Cabal pushed it away with his foot.
‘You see?’ Yarl picked up the end of the blanket and tossed it over the wooden face. ‘There is something wrong with it.’ He bundled up the statue and carried it back to its place in the hold. When he reappeared, he was wiping his hands on his clothes. ‘I don’t even like to touch the thing.’
‘If it troubles you so much, why not just burn it?’ asked Cabal.
‘Godfred will not let me. He does not like it any more than I do. He is afraid to keep it and afraid to throw it away. He worries that it will do something bad to him, and for once I agree with the old man.’
At that moment, we all paused to watch a dead sheep bobbing downstream, legs stiff and belly bloated.
‘Baptised once too often,’ said Cabal.
When Godfred returned from Novgorod that evening, his cart was empty. He carried money in two large leather purses around his neck, which made his chest bulge as if he had breasts. He immediately began lecturing us about the True Faith and how it would Welcome us and how he would be Pleased to act as our Spiritual Guide. Godfred set his arm around Cabal, or tried to since he could not reach the whole way around Cabal’s back. ‘Come,’ he said. ‘Let me baptise you now.’
‘No,’ said Cabal, with a voice of limited patience. ‘I am no Christian.’
I bent down to pick up my gear. ‘We had best be going.’ The idea of reaching Hedeby in such a short space of time evaporated. In its place came thoughts of long days spent walking the mud-tracked forests of the north.
For a moment, Godfred seemed lost in thought. Then he smiled cheerfully. ‘Come anyway,’ he said . ‘A Norseman and a Celt together. It would be my greatest triumph. At least allow me to try and convince you. If I cannot, what harm is done?’
That much we could live with, so we brought our gear on board.
It wasn’t long before we reached the Baltic, making good progress towards Hedeby. The ship was faster than it looked.
Yarl turned out to be a good crewman. He tended to Godfred’s fragile stomach, taking
great care with his meals and bundling him in extra clothes when the old man did not dress himself warmly enough. To these attentions Godfred seemed mostly ignorant, convinced that he was sheltered by a greater power than his spotty-faced servant boy. Yarl cheerfully endured the man’s ingratitude, as he was clearly fond of his master.
In spite of myself, I grew fond of him, too.
Godfred spent most of his energy on Cabal, whom he led up and down the deck, holding his arm like an old woman being led across a patch of stony ground. With his free hand, Godfred swatted the air as he made his case for Christianity.
Cabal tilted his head over and listened intently.

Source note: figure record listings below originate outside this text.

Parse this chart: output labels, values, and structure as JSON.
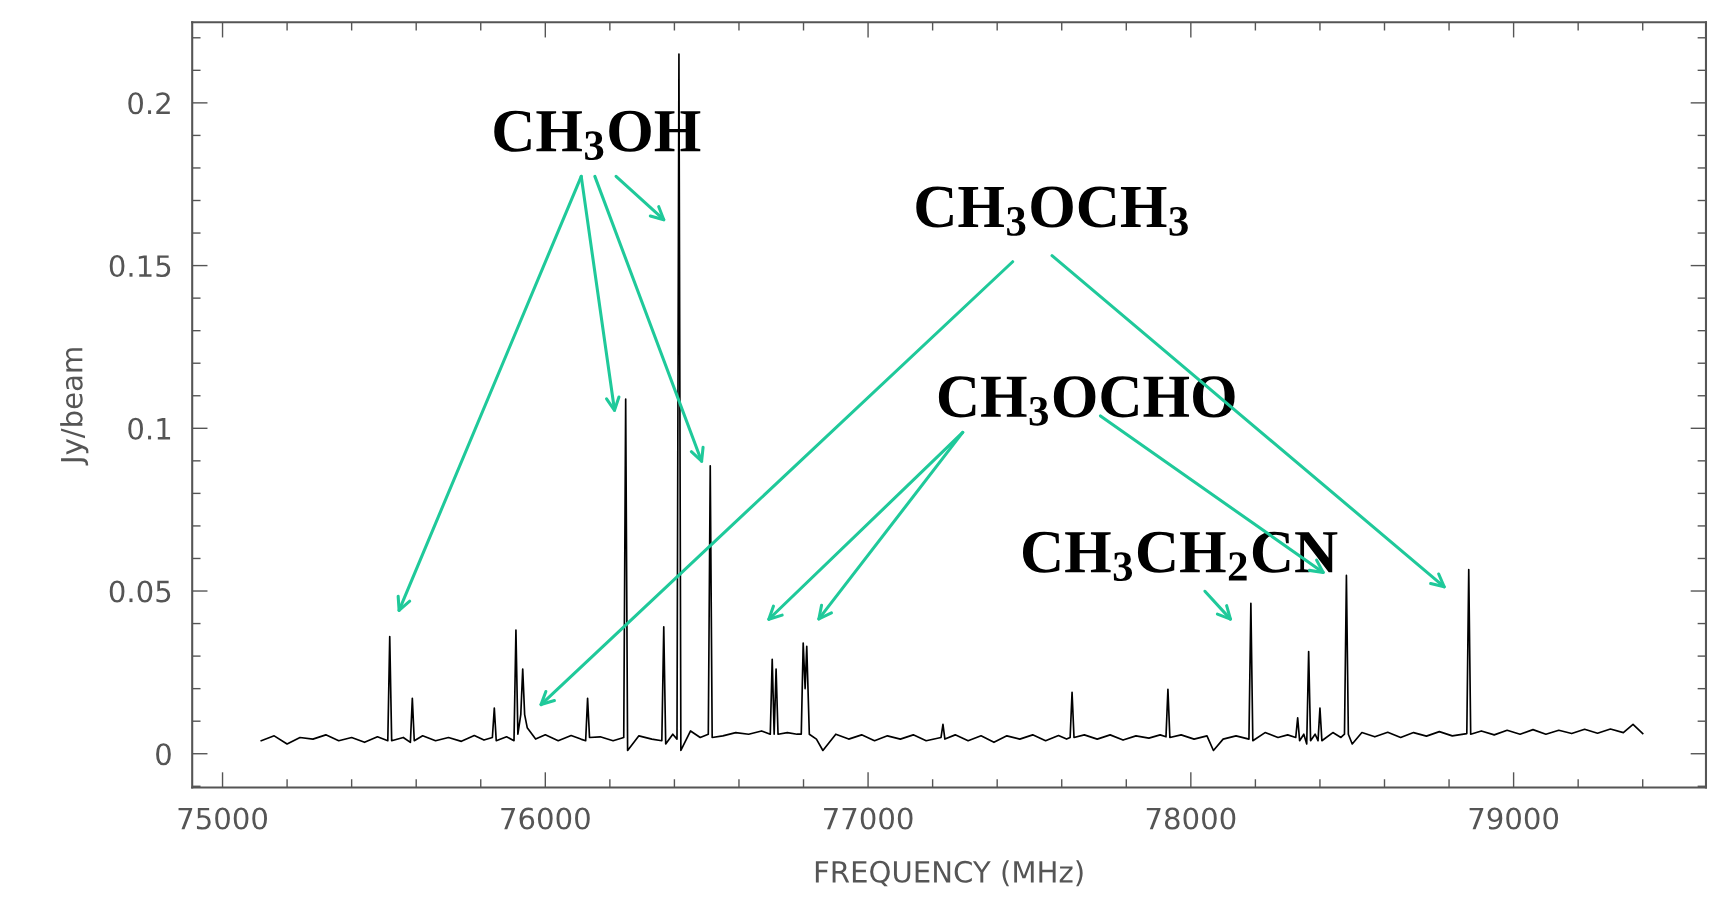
{
  "chart_data": {
    "type": "line",
    "xlabel": "FREQUENCY (MHz)",
    "ylabel": "Jy/beam",
    "xlim": [
      74906,
      79596
    ],
    "ylim": [
      -0.0104,
      0.2248
    ],
    "xticks": [
      75000,
      76000,
      77000,
      78000,
      79000
    ],
    "yticks": [
      0,
      0.05,
      0.1,
      0.15,
      0.2
    ],
    "grid": false,
    "marker": "none",
    "line_style": "solid",
    "series": [
      {
        "color": "#000000",
        "x": [
          75120,
          75160,
          75200,
          75240,
          75280,
          75320,
          75360,
          75400,
          75440,
          75480,
          75512,
          75518,
          75524,
          75560,
          75582,
          75588,
          75594,
          75620,
          75660,
          75700,
          75740,
          75780,
          75810,
          75836,
          75842,
          75848,
          75880,
          75903,
          75909,
          75915,
          75924,
          75930,
          75936,
          75944,
          75970,
          76000,
          76040,
          76080,
          76110,
          76125,
          76131,
          76137,
          76170,
          76210,
          76243,
          76249,
          76255,
          76290,
          76330,
          76361,
          76367,
          76373,
          76395,
          76408,
          76414,
          76420,
          76450,
          76480,
          76505,
          76511,
          76517,
          76550,
          76590,
          76630,
          76670,
          76697,
          76703,
          76709,
          76715,
          76721,
          76750,
          76780,
          76793,
          76799,
          76805,
          76810,
          76818,
          76840,
          76860,
          76900,
          76940,
          76980,
          77020,
          77060,
          77100,
          77140,
          77180,
          77226,
          77232,
          77238,
          77270,
          77310,
          77350,
          77390,
          77430,
          77470,
          77510,
          77550,
          77590,
          77615,
          77626,
          77632,
          77638,
          77670,
          77710,
          77750,
          77790,
          77830,
          77870,
          77905,
          77923,
          77929,
          77935,
          77970,
          78010,
          78050,
          78070,
          78100,
          78140,
          78180,
          78186,
          78192,
          78230,
          78270,
          78300,
          78325,
          78331,
          78337,
          78350,
          78359,
          78365,
          78371,
          78385,
          78394,
          78400,
          78406,
          78440,
          78465,
          78476,
          78482,
          78488,
          78500,
          78530,
          78570,
          78610,
          78650,
          78690,
          78730,
          78770,
          78810,
          78855,
          78861,
          78867,
          78900,
          78940,
          78980,
          79020,
          79060,
          79100,
          79140,
          79180,
          79220,
          79260,
          79300,
          79340,
          79370,
          79400
        ],
        "values": [
          0.004,
          0.0055,
          0.003,
          0.005,
          0.0045,
          0.0058,
          0.004,
          0.005,
          0.0035,
          0.0052,
          0.004,
          0.036,
          0.004,
          0.005,
          0.0035,
          0.017,
          0.004,
          0.0055,
          0.004,
          0.005,
          0.0038,
          0.0056,
          0.0042,
          0.005,
          0.014,
          0.004,
          0.0052,
          0.004,
          0.038,
          0.006,
          0.012,
          0.026,
          0.012,
          0.008,
          0.0045,
          0.0058,
          0.004,
          0.0056,
          0.0045,
          0.004,
          0.017,
          0.005,
          0.0052,
          0.004,
          0.005,
          0.109,
          0.001,
          0.0055,
          0.0045,
          0.004,
          0.039,
          0.003,
          0.006,
          0.0045,
          0.215,
          0.001,
          0.007,
          0.005,
          0.006,
          0.0885,
          0.005,
          0.0055,
          0.0065,
          0.006,
          0.007,
          0.006,
          0.029,
          0.006,
          0.026,
          0.006,
          0.0065,
          0.006,
          0.006,
          0.034,
          0.02,
          0.033,
          0.006,
          0.0045,
          0.001,
          0.006,
          0.0045,
          0.0058,
          0.004,
          0.0055,
          0.0045,
          0.0058,
          0.004,
          0.005,
          0.009,
          0.0045,
          0.0058,
          0.004,
          0.0055,
          0.0035,
          0.0055,
          0.0045,
          0.0058,
          0.004,
          0.0056,
          0.0045,
          0.005,
          0.0189,
          0.005,
          0.0058,
          0.0045,
          0.0058,
          0.0042,
          0.0055,
          0.0048,
          0.0058,
          0.0052,
          0.0198,
          0.005,
          0.0058,
          0.0045,
          0.0055,
          0.001,
          0.0045,
          0.0055,
          0.0045,
          0.0462,
          0.004,
          0.0065,
          0.005,
          0.0058,
          0.005,
          0.011,
          0.004,
          0.006,
          0.003,
          0.0314,
          0.004,
          0.006,
          0.004,
          0.014,
          0.004,
          0.0065,
          0.005,
          0.006,
          0.0548,
          0.006,
          0.003,
          0.0065,
          0.0052,
          0.0066,
          0.005,
          0.0065,
          0.0054,
          0.0068,
          0.0055,
          0.0062,
          0.0566,
          0.006,
          0.007,
          0.0058,
          0.0072,
          0.006,
          0.0074,
          0.006,
          0.0072,
          0.0062,
          0.0075,
          0.0063,
          0.0076,
          0.0065,
          0.009,
          0.0062
        ]
      }
    ],
    "annotations": [
      "CH$_{3}$OH",
      "CH$_{3}$OCH$_{3}$",
      "CH$_{3}$OCHO",
      "CH$_{3}$CH$_{2}$CN"
    ]
  }
}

I wondered if Godfred might actually convert him, but then Cabal winked at me and I knew he was just wearing down the old man.
The only time of day in which I dreaded Godfred’s company was the evening meal. He preached to us across the table, in a spray of holiness and breadcrumbs. Godfred was determined to convert us before we reached Hedeby. ‘How can you not doubt your gods?’ he asked. ‘They are so crude, so changeable.’
‘They are more like we who pray to them, perhaps,’ said Cabal.
‘Exactly!’ he bounced his fleshy fist off the table. ‘Why not have one perfect, faultless god? Why live in the shadow of doubt?’
I sat back and puffed my cheeks. ‘I do not doubt my faith in them.’
‘And what do you intend to do when you reach home? Do you think you can personally hold back the force of an entire religion?’
‘I am not trying to hold back a new religion. I am only trying to do my duty to an older one.’
‘But what good can one man do?’
‘Jesus was only one person,’ said Cabal, and left the table, rather than lose his temper with the old man.
Godfred wagged a stubby finger in my face. ‘So you see yourself as prophets?’